Adenosine A1 receptors (A1R) are widely expressed in hippocampal pyramidal neurons and their presynaptic terminals. It is well known that endogenous adenosine regulates hippocampal function through the activation of A1R in hippocampal pyramidal neurons and has been reported that blockade of A1R induces stronger potentiation of excitatory synaptic transmission in CA2 pyramidal neurons than in CA1 pyramidal neurons.
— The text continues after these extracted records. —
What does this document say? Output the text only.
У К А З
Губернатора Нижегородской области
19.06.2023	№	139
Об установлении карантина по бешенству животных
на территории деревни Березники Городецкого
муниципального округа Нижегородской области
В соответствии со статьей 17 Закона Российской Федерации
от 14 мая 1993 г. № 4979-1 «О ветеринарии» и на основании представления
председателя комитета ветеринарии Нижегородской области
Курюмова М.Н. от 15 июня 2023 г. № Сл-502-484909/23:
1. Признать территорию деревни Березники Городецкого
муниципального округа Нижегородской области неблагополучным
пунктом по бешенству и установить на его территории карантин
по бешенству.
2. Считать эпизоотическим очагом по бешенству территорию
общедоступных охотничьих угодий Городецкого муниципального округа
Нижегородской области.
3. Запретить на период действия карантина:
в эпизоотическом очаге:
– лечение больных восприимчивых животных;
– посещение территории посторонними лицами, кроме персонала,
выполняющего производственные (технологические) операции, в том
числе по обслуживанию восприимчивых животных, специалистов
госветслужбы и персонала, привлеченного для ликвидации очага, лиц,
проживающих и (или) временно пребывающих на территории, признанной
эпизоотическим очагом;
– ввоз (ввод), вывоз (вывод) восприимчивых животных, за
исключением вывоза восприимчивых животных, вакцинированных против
This strong potentiation of CA2 neurons is thought to be caused by the specific modulation of excitatory synaptic transmission through postsynaptic A1R. However, the direct effects of A1R on postsynaptic AMPA channels remain unknown because of the technical difficulties of patch-clamp recording from mature hippocampal CA2 neurons. We recorded synaptic currents from pyramidal neurons in CA1 and CA2 and analyzed the effects of an A1R antagonist on stimulation-evoked synaptic transmission and local application-induced postsynaptic AMPA currents. The antagonist increased the amplitude of evoked synaptic transmission in neurons in both CA1 and CA2. This facilitation was larger in pyramidal neurons in CA2 than in CA1. The antagonist also increased postsynaptic AMPA currents in neurons in CA2 but not in CA1. This facilitation of CA2 AMPA currents was occluded by the intracellular application of a G-protein blocker. Even with the blockade of postsynaptic G-protein signaling, the A1R antagonist increased evoked synaptic transmission in neurons in CA2. These results suggest that synaptic transmission in pyramidal neurons in CA2 is regulated by both presynaptic and postsynaptic A1R. Moreover, A1R regulate excitatory synaptic transmission in pyramidal neurons in CA2 through the characteristic postsynaptic modulation of AMPA currents.